Bu zorluk duygusunu sadece sizin değil, diğer Dersimli yazarlarında yazılarında ve sıklıkla okuyorum. Şimdiye kadar cesaret edip sormadım, soramadım. Ancak yeni yıla girdik. Durum değişti. Artık cevap üretmenin değil, soru sormanın zor olduğu günlerden geçiyoruz. Soru soruldukça, her şey çok daha güzel olacak. Bu yüzden, insanlar Ahmet Davutoğlu baskılara karşı özgürlükleri savunduğunu söylediğin de değil, ama Ali Babacan neden her geçen gün daha bir fakirleşiyoruz sorusunu sorduğunda etkileniyorlar. Soru sormak zor iş. Özellikle de cevabın zor olabileceğini biliyorsa. Hatta, ben cevap değil, sizin vereceğiniz cevabı merak ediyorum, öğrenmek istiyorum.

Dersim`de yaşananları biliyorum. Yani benim ki, yaşananlara rağmen Dersimlilere “ayrıcalığın ne” diye bir soru değil. Ve yine “ayrı” olan kişisel bir duyguysa, tabii ki anlatmanız gerekmez. Ancak “ayrı” olan toplumsal bir gerçekliği ifade ediyorsa, tarihsel olgular tarafından destekleniyorsa, onu bir insana yüklemek veya her insandan anlaşılmasını beklemek, doğru değil. Tersine, bunu sadece bir insan olarak anlamak değil, ama aynı zamanda kamu alanında paylaşılmasını ve anlaşılmasını isterim.

Sizin vereceğiniz cevabi önemsiyorum.  Size özel olan kısım ise şu; yazdıklarınızın edebi, işlevsel/ fonksiyonal, mesleki veya bireysel özelliklerinizden çok, siyasi kimliğinizden. CHP’li siziz ve Türkiyede şu kanı yaygın; CHP Kemal Kılıçdaroğlu Dersimli olduğu için kaybediyor.
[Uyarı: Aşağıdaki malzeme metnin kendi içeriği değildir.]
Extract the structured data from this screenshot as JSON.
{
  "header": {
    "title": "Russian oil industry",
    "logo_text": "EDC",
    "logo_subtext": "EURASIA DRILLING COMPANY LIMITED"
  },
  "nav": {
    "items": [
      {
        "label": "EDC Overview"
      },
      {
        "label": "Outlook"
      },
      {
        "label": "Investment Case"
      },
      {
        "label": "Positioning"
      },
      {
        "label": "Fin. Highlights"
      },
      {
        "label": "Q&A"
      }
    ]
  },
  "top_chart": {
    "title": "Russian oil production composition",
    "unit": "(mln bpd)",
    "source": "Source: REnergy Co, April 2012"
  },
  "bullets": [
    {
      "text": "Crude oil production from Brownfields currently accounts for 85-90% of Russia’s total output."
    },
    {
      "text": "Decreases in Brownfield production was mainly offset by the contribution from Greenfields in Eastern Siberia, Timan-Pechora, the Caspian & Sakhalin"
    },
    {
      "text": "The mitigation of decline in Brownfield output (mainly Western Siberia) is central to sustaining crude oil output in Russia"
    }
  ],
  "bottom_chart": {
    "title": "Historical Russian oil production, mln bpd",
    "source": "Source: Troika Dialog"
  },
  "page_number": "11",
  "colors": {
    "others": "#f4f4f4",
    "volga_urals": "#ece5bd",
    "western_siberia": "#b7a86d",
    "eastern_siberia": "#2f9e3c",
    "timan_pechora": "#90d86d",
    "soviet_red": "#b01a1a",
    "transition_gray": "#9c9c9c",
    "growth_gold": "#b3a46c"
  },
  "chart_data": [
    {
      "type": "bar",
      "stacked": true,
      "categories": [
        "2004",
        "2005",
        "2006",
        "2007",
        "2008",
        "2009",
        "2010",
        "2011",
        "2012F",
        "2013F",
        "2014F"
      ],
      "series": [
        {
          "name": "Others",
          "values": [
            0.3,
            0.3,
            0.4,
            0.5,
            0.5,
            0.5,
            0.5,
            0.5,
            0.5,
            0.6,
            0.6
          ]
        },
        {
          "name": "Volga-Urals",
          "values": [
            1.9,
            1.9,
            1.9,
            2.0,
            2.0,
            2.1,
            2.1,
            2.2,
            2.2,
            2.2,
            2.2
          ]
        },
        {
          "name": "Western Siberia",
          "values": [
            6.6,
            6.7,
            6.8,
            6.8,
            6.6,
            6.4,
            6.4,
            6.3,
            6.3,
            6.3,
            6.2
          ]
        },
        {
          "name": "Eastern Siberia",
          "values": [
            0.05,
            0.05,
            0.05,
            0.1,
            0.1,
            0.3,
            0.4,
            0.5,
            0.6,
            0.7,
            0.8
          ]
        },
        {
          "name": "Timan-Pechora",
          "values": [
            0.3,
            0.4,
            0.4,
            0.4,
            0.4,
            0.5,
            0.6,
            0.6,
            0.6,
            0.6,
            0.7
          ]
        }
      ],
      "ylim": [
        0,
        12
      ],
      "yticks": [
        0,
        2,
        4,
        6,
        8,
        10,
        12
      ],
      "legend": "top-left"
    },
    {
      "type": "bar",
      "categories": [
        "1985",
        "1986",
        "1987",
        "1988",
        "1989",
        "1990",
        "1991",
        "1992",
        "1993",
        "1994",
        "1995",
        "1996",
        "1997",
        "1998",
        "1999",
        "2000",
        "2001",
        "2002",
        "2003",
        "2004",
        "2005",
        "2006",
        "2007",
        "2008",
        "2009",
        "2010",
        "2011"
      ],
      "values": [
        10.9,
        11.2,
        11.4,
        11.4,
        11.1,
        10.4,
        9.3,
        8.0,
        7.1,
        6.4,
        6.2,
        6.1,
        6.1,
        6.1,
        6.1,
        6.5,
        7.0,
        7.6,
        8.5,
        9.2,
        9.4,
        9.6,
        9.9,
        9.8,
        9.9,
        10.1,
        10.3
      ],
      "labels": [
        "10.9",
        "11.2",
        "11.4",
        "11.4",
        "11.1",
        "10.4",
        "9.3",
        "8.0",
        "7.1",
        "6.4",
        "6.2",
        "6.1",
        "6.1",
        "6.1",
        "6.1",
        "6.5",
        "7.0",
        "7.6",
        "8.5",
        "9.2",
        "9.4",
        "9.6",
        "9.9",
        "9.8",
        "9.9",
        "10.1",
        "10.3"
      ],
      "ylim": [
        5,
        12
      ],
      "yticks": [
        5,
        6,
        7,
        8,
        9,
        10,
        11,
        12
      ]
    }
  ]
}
Son olarak, siz yazılarınızla kamu alanını kullanıyorsunuz. Kamuda ve kamuya mesaj veriyorsunuz. Onunla ve özel olmayan bir duyguyu paylaşıyorsunuz. Benim gibi. Bu birlikteliğe de sığınaraktan; inanın bana, sorum sadece benim değil, sadece benim merak ettiğim bir olgu değil. Cevabınız hepimizi ilgilendiriyor. Yazarken hepimize hitap edeceksiniz. Benim sorum buradan. Ve sorum şu: Sosyalist ve Dersimli olmanın ayrıcalıklı zoru nedir?